The price-to-earnings (P/E) ratio is a shortcut. Take the stock price and divide it by earnings per share, and you get a number that tells you how expensive a stock is based on current profits. Historically, the S&P 500 has averaged a P/E ratio around 16.
This obviously doesn’t work well for growth stocks with scant earnings, but it can be useful for mature, somewhat predictable companies. If you assume that earnings are sustainable, the lower the price, the lower the P/E ratio, and the cheaper the stock.
A flawed assumption
That assumption, that earnings are sustainable, will get you into all sorts of trouble if you apply it to the wrong kind of company. Cryptocurrency exchange Coinbase (COIN -9.71%) is a great example of a case where the P/E ratio should absolutely not be used to value the stock.
Coinbase made a lot of money in 2021 as crypto investors and speculators piled into Bitcoin and other digital assets. Most of Coinbase’s revenue comes from transaction fees, and with the promise of massive profits fueling demand for crypto, transaction volumes soared. Coinbase reported $7.4 billion of revenue and $3.6 billion in net income for last year, with both figures up astronomically from 2020.
Coinbase stock was a different story. After peaking in late 2021, shares of Coinbase began to tumble. By the time the company reported its mesmerizing fourth-quarter results in February, its stock price had been roughly cut in half from its all-time high.

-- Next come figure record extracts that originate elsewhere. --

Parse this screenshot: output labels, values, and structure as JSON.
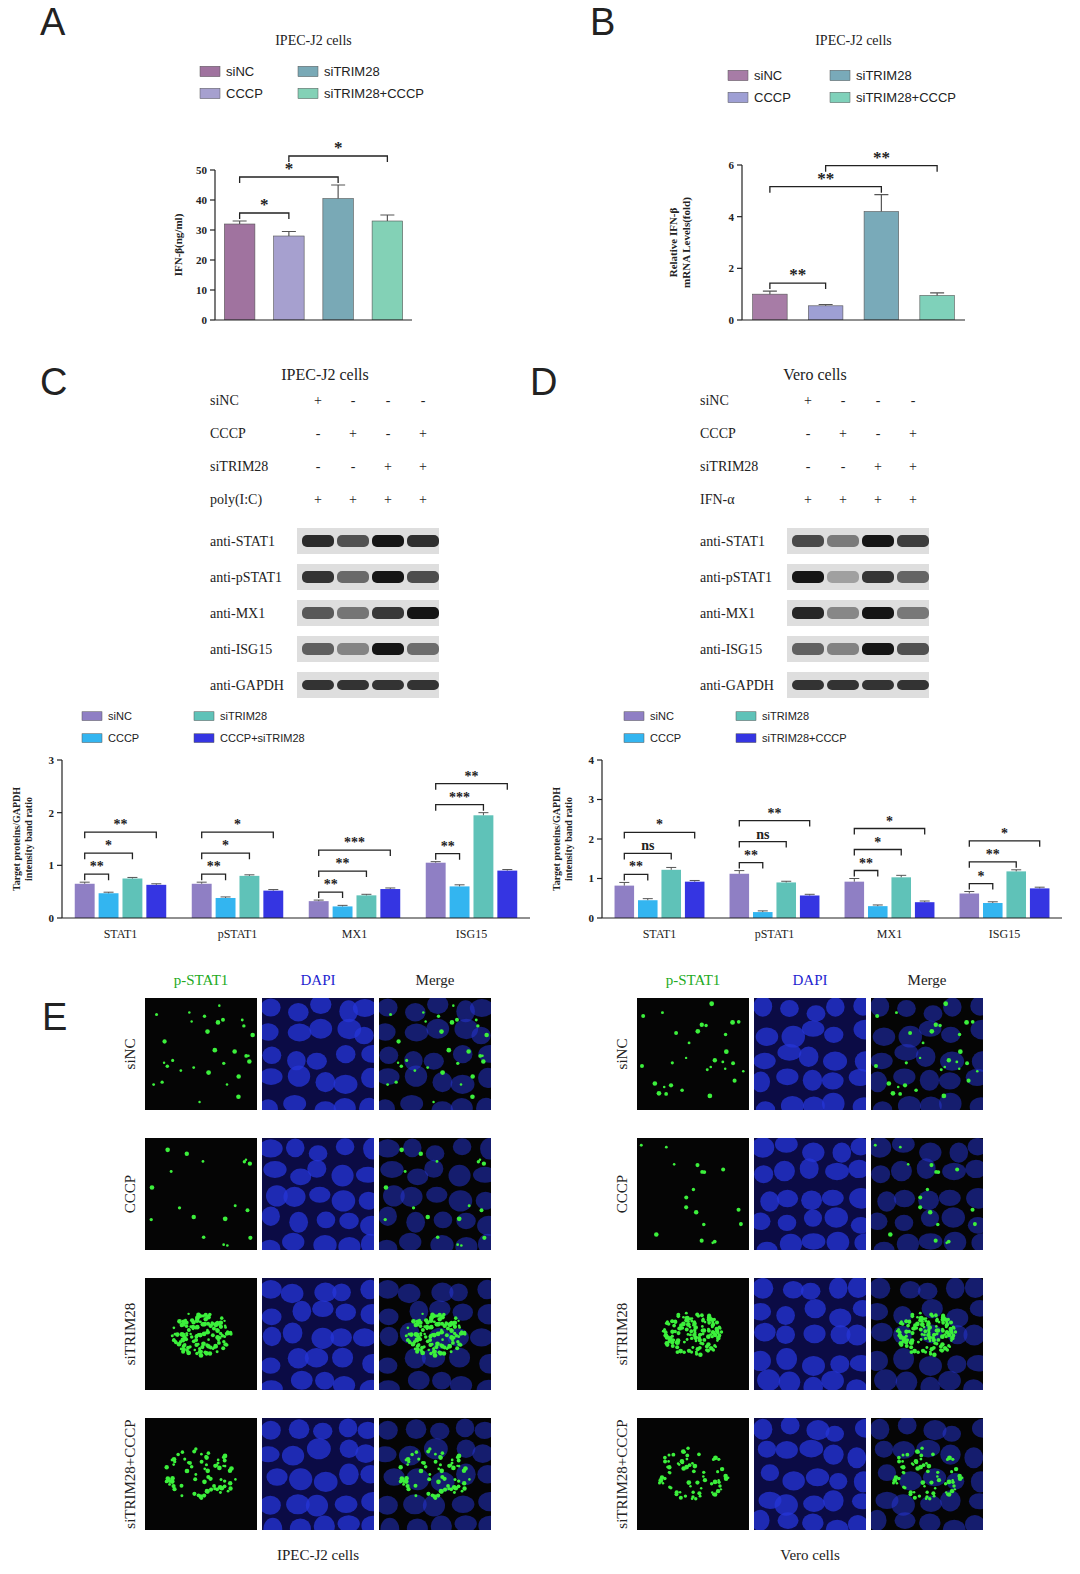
{
  "chart_data": [
    {
      "panel": "A",
      "type": "bar",
      "title": "IPEC-J2 cells",
      "y_label": "IFN-β(ng/ml)",
      "categories": [
        "siNC",
        "CCCP",
        "siTRIM28",
        "siTRIM28+CCCP"
      ],
      "values": [
        32,
        28,
        40.5,
        33
      ],
      "errors": [
        1,
        1.5,
        4.5,
        2
      ],
      "colors": [
        "#a0739f",
        "#a6a0cf",
        "#79a9b6",
        "#83d1b6"
      ],
      "ylim": [
        0,
        50
      ],
      "yticks": [
        0,
        10,
        20,
        30,
        40,
        50
      ],
      "tick_labels": "y",
      "legend": "top",
      "comparisons": [
        {
          "from": 0,
          "to": 1,
          "label": "*"
        },
        {
          "from": 0,
          "to": 2,
          "label": "*"
        },
        {
          "from": 1,
          "to": 3,
          "label": "*"
        }
      ]
    },
    {
      "panel": "B",
      "type": "bar",
      "title": "IPEC-J2 cells",
      "y_label": "Relative IFN-β mRNA Levels(fold)",
      "categories": [
        "siNC",
        "CCCP",
        "siTRIM28",
        "siTRIM28+CCCP"
      ],
      "values": [
        1,
        0.55,
        4.2,
        0.95
      ],
      "errors": [
        0.12,
        0.05,
        0.65,
        0.1
      ],
      "colors": [
        "#a77ca6",
        "#9e9fd4",
        "#79aab9",
        "#7fd1ba"
      ],
      "ylim": [
        0,
        6
      ],
      "yticks": [
        0,
        2,
        4,
        6
      ],
      "tick_labels": "y",
      "legend": "top",
      "comparisons": [
        {
          "from": 0,
          "to": 1,
          "label": "**"
        },
        {
          "from": 0,
          "to": 2,
          "label": "**"
        },
        {
          "from": 1,
          "to": 3,
          "label": "**"
        }
      ]
    },
    {
      "type": "bar",
      "y_label": "Target proteins/GAPDH intensity band ratio",
      "categories": [
        "STAT1",
        "pSTAT1",
        "MX1",
        "ISG15"
      ],
      "series": [
        {
          "name": "siNC",
          "color": "#8f7fc4",
          "values": [
            0.65,
            0.65,
            0.32,
            1.05
          ],
          "errors": [
            0.03,
            0.03,
            0.02,
            0.02
          ]
        },
        {
          "name": "CCCP",
          "color": "#33b5f0",
          "values": [
            0.47,
            0.38,
            0.22,
            0.6
          ],
          "errors": [
            0.02,
            0.02,
            0.02,
            0.03
          ]
        },
        {
          "name": "siTRIM28",
          "color": "#5fc2b8",
          "values": [
            0.75,
            0.8,
            0.43,
            1.95
          ],
          "errors": [
            0.02,
            0.02,
            0.02,
            0.05
          ]
        },
        {
          "name": "CCCP+siTRIM28",
          "color": "#3535e2",
          "values": [
            0.63,
            0.52,
            0.55,
            0.9
          ],
          "errors": [
            0.02,
            0.02,
            0.02,
            0.02
          ]
        }
      ],
      "ylim": [
        0,
        3
      ],
      "yticks": [
        0,
        1,
        2,
        3
      ],
      "legend": "top",
      "comparisons": [
        {
          "category": 0,
          "from": 0,
          "to": 1,
          "label": "**"
        },
        {
          "category": 0,
          "from": 0,
          "to": 2,
          "label": "*"
        },
        {
          "category": 0,
          "from": 0,
          "to": 3,
          "label": "**"
        },
        {
          "category": 1,
          "from": 0,
          "to": 1,
          "label": "**"
        },
        {
          "category": 1,
          "from": 0,
          "to": 2,
          "label": "*"
        },
        {
          "category": 1,
          "from": 0,
          "to": 3,
          "label": "*"
        },
        {
          "category": 2,
          "from": 0,
          "to": 1,
          "label": "**"
        },
        {
          "category": 2,
          "from": 0,
          "to": 2,
          "label": "**"
        },
        {
          "category": 2,
          "from": 0,
          "to": 3,
          "label": "***"
        },
        {
          "category": 3,
          "from": 0,
          "to": 1,
          "label": "**"
        },
        {
          "category": 3,
          "from": 0,
          "to": 2,
          "label": "***"
        },
        {
          "category": 3,
          "from": 0,
          "to": 3,
          "label": "**"
        }
      ]
    },
    {
      "type": "bar",
      "y_label": "Target proteins/GAPDH intensity band ratio",
      "categories": [
        "STAT1",
        "pSTAT1",
        "MX1",
        "ISG15"
      ],
      "series": [
        {
          "name": "siNC",
          "color": "#8f7fc4",
          "values": [
            0.82,
            1.12,
            0.92,
            0.62
          ],
          "errors": [
            0.08,
            0.08,
            0.08,
            0.05
          ]
        },
        {
          "name": "CCCP",
          "color": "#33b5f0",
          "values": [
            0.45,
            0.15,
            0.3,
            0.38
          ],
          "errors": [
            0.04,
            0.03,
            0.03,
            0.03
          ]
        },
        {
          "name": "siTRIM28",
          "color": "#5fc2b8",
          "values": [
            1.22,
            0.9,
            1.03,
            1.18
          ],
          "errors": [
            0.06,
            0.03,
            0.05,
            0.04
          ]
        },
        {
          "name": "siTRIM28+CCCP",
          "color": "#3535e2",
          "values": [
            0.92,
            0.57,
            0.4,
            0.75
          ],
          "errors": [
            0.03,
            0.03,
            0.03,
            0.03
          ]
        }
      ],
      "ylim": [
        0,
        4
      ],
      "yticks": [
        0,
        1,
        2,
        3,
        4
      ],
      "legend": "top",
      "comparisons": [
        {
          "category": 0,
          "from": 0,
          "to": 1,
          "label": "**"
        },
        {
          "category": 0,
          "from": 0,
          "to": 2,
          "label": "ns"
        },
        {
          "category": 0,
          "from": 0,
          "to": 3,
          "label": "*"
        },
        {
          "category": 1,
          "from": 0,
          "to": 1,
          "label": "**"
        },
        {
          "category": 1,
          "from": 0,
          "to": 2,
          "label": "ns"
        },
        {
          "category": 1,
          "from": 0,
          "to": 3,
          "label": "**"
        },
        {
          "category": 2,
          "from": 0,
          "to": 1,
          "label": "**"
        },
        {
          "category": 2,
          "from": 0,
          "to": 2,
          "label": "*"
        },
        {
          "category": 2,
          "from": 0,
          "to": 3,
          "label": "*"
        },
        {
          "category": 3,
          "from": 0,
          "to": 1,
          "label": "*"
        },
        {
          "category": 3,
          "from": 0,
          "to": 2,
          "label": "**"
        },
        {
          "category": 3,
          "from": 0,
          "to": 3,
          "label": "*"
        }
      ]
    }
  ],
  "blots": [
    {
      "panel": "C",
      "title": "IPEC-J2 cells",
      "conditions": [
        {
          "label": "siNC",
          "signs": [
            "+",
            "-",
            "-",
            "-"
          ]
        },
        {
          "label": "CCCP",
          "signs": [
            "-",
            "+",
            "-",
            "+"
          ]
        },
        {
          "label": "siTRIM28",
          "signs": [
            "-",
            "-",
            "+",
            "+"
          ]
        },
        {
          "label": "poly(I:C)",
          "signs": [
            "+",
            "+",
            "+",
            "+"
          ]
        }
      ],
      "antibodies": [
        "anti-STAT1",
        "anti-pSTAT1",
        "anti-MX1",
        "anti-ISG15",
        "anti-GAPDH"
      ]
    },
    {
      "panel": "D",
      "title": "Vero cells",
      "conditions": [
        {
          "label": "siNC",
          "signs": [
            "+",
            "-",
            "-",
            "-"
          ]
        },
        {
          "label": "CCCP",
          "signs": [
            "-",
            "+",
            "-",
            "+"
          ]
        },
        {
          "label": "siTRIM28",
          "signs": [
            "-",
            "-",
            "+",
            "+"
          ]
        },
        {
          "label": "IFN-α",
          "signs": [
            "+",
            "+",
            "+",
            "+"
          ]
        }
      ],
      "antibodies": [
        "anti-STAT1",
        "anti-pSTAT1",
        "anti-MX1",
        "anti-ISG15",
        "anti-GAPDH"
      ]
    }
  ],
  "immunofluorescence": {
    "panel": "E",
    "channels": [
      "p-STAT1",
      "DAPI",
      "Merge"
    ],
    "groups": [
      {
        "caption": "IPEC-J2 cells",
        "rows": [
          "siNC",
          "CCCP",
          "siTRIM28",
          "siTRIM28+CCCP"
        ]
      },
      {
        "caption": "Vero cells",
        "rows": [
          "siNC",
          "CCCP",
          "siTRIM28",
          "siTRIM28+CCCP"
        ]
      }
    ]
  }
}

Based on its 2021 earnings, Coinbase’s P/E ratio was less than 11 at the time of its report.
But Coinbase was not cheap. The thing about the P/E ratio that people sometimes forget is that the “E” can decline, or even vanish entirely. You could have looked at Coinbase in February and said: “Well, even if Coinbase’s growth slows way down, the stock trades at a big discount to the overall market.” But slowing growth was not the worst-case scenario. The worst-case scenario is what’s playing out right now.

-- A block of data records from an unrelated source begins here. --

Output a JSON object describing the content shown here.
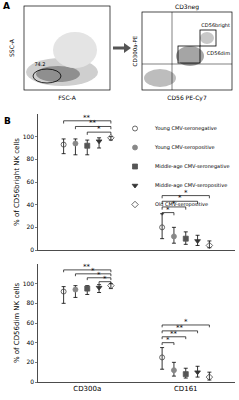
{
  "panel_a": {
    "label": "A",
    "gate_plot": {
      "x_label": "FSC-A",
      "y_label": "SSC-A",
      "gate_value": "74.2"
    },
    "nk_plot": {
      "title": "CD3neg",
      "x_label": "CD56 PE-Cy7",
      "y_label": "CD300a-PE",
      "gates": [
        "CD56bright",
        "CD56dim"
      ]
    }
  },
  "chart_data": [
    {
      "type": "scatter",
      "panel_label": "B",
      "y_label": "% of CD56bright NK cells",
      "categories": [
        "CD300a",
        "CD161"
      ],
      "ylim": [
        0,
        120
      ],
      "yticks": [
        0,
        20,
        40,
        60,
        80,
        100
      ],
      "tick_labels": "y",
      "legend": "top right",
      "series": [
        {
          "name": "Young CMV-seronegative",
          "marker": "circle-open",
          "color": "#444444",
          "values": [
            93,
            20
          ],
          "errors_minus": [
            8,
            10
          ],
          "errors_plus": [
            5,
            12
          ]
        },
        {
          "name": "Young CMV-seropositive",
          "marker": "circle",
          "color": "#888888",
          "values": [
            94,
            12
          ],
          "errors_minus": [
            10,
            6
          ],
          "errors_plus": [
            4,
            8
          ]
        },
        {
          "name": "Middle-age CMV-seronegative",
          "marker": "square",
          "color": "#555555",
          "values": [
            92,
            10
          ],
          "errors_minus": [
            8,
            5
          ],
          "errors_plus": [
            5,
            6
          ]
        },
        {
          "name": "Middle-age CMV-seropositive",
          "marker": "triangle-down",
          "color": "#333333",
          "values": [
            96,
            8
          ],
          "errors_minus": [
            6,
            4
          ],
          "errors_plus": [
            3,
            5
          ]
        },
        {
          "name": "Old CMV-seropositive",
          "marker": "diamond-open",
          "color": "#444444",
          "values": [
            99,
            4
          ],
          "errors_minus": [
            2,
            2
          ],
          "errors_plus": [
            1,
            4
          ]
        }
      ],
      "comparisons": [
        {
          "category": 0,
          "groups": [
            0,
            4
          ],
          "y": 114,
          "text": "**"
        },
        {
          "category": 0,
          "groups": [
            1,
            4
          ],
          "y": 109,
          "text": "**"
        },
        {
          "category": 0,
          "groups": [
            2,
            4
          ],
          "y": 104,
          "text": "*"
        },
        {
          "category": 1,
          "groups": [
            0,
            4
          ],
          "y": 48,
          "text": "*"
        },
        {
          "category": 1,
          "groups": [
            0,
            3
          ],
          "y": 43,
          "text": "*"
        },
        {
          "category": 1,
          "groups": [
            0,
            2
          ],
          "y": 38,
          "text": "*"
        },
        {
          "category": 1,
          "groups": [
            0,
            1
          ],
          "y": 33,
          "text": "*"
        }
      ]
    },
    {
      "type": "scatter",
      "y_label": "% of CD56dim NK cells",
      "categories": [
        "CD300a",
        "CD161"
      ],
      "ylim": [
        0,
        120
      ],
      "yticks": [
        0,
        20,
        40,
        60,
        80,
        100
      ],
      "series": [
        {
          "name": "Young CMV-seronegative",
          "marker": "circle-open",
          "color": "#444444",
          "values": [
            92,
            25
          ],
          "errors_minus": [
            12,
            12
          ],
          "errors_plus": [
            5,
            10
          ]
        },
        {
          "name": "Young CMV-seropositive",
          "marker": "circle",
          "color": "#888888",
          "values": [
            94,
            12
          ],
          "errors_minus": [
            8,
            6
          ],
          "errors_plus": [
            4,
            8
          ]
        },
        {
          "name": "Middle-age CMV-seronegative",
          "marker": "square",
          "color": "#555555",
          "values": [
            95,
            8
          ],
          "errors_minus": [
            6,
            4
          ],
          "errors_plus": [
            3,
            6
          ]
        },
        {
          "name": "Middle-age CMV-seropositive",
          "marker": "triangle-down",
          "color": "#333333",
          "values": [
            96,
            10
          ],
          "errors_minus": [
            5,
            5
          ],
          "errors_plus": [
            3,
            6
          ]
        },
        {
          "name": "Old CMV-seropositive",
          "marker": "diamond-open",
          "color": "#444444",
          "values": [
            98,
            5
          ],
          "errors_minus": [
            3,
            3
          ],
          "errors_plus": [
            2,
            5
          ]
        }
      ],
      "comparisons": [
        {
          "category": 0,
          "groups": [
            0,
            4
          ],
          "y": 114,
          "text": "**"
        },
        {
          "category": 0,
          "groups": [
            1,
            4
          ],
          "y": 110,
          "text": "*"
        },
        {
          "category": 0,
          "groups": [
            2,
            4
          ],
          "y": 106,
          "text": "*"
        },
        {
          "category": 0,
          "groups": [
            3,
            4
          ],
          "y": 102,
          "text": "*"
        },
        {
          "category": 1,
          "groups": [
            0,
            4
          ],
          "y": 58,
          "text": "*"
        },
        {
          "category": 1,
          "groups": [
            0,
            3
          ],
          "y": 52,
          "text": "**"
        },
        {
          "category": 1,
          "groups": [
            0,
            2
          ],
          "y": 46,
          "text": "**"
        },
        {
          "category": 1,
          "groups": [
            0,
            1
          ],
          "y": 40,
          "text": "*"
        }
      ]
    }
  ]
}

The prices of Bitcoin and other cryptocurrencies have crashed; the Terra ecosystem has imploded, wiping out tens of billions of dollars in market value; and Celsius Network has paused withdrawals. All of this adds up to rapidly eroding trust in cryptocurrencies, along with much lower trading activity.
Coinbase’s revenue in the first quarter of 2022 was down more than 50% from the fourth quarter of 2021, and net income plunged to a loss of $430 million. Just like that, the stock went from ostensibly cheap based on the P/E ratio to having no P/E ratio at all.
It gets even worse. Coinbase rival Binance.US announced on Wednesday that it will offer Bitcoin trading without fees, and that it plans to remove transaction fees for other cryptocurrencies in the future. With the rampant speculation of the past couple of years cooling, cryptocurrency exchanges now must compete for users just like online stockbrokers.
Coinbase’s golden goose of excessive transaction fees is going to go away sooner or later. The company offers services that generate some revenue, but demand for many of those services is still dependent on interest in cryptocurrencies.
Shares of Coinbase have fallen further this year — the company is now valued at less than $12 billion. That may still not adequately reflect the risks involved. Revenue will likely fall off a cliff this year, and profits are a thing of the past for now. Competitors are trying to steal away users with no fees, and Coinbase is aggressively cutting costs and laying off employees. If there’s a bull case for Coinbase, I’m not seeing it.
Coinbase looked cheap earlier this year as the stock plunged, but its profits soon followed suit and rendered traditional valuation metrics meaningless. Coinbase is a prime example of why successful investing can’t be boiled down to simple ratios.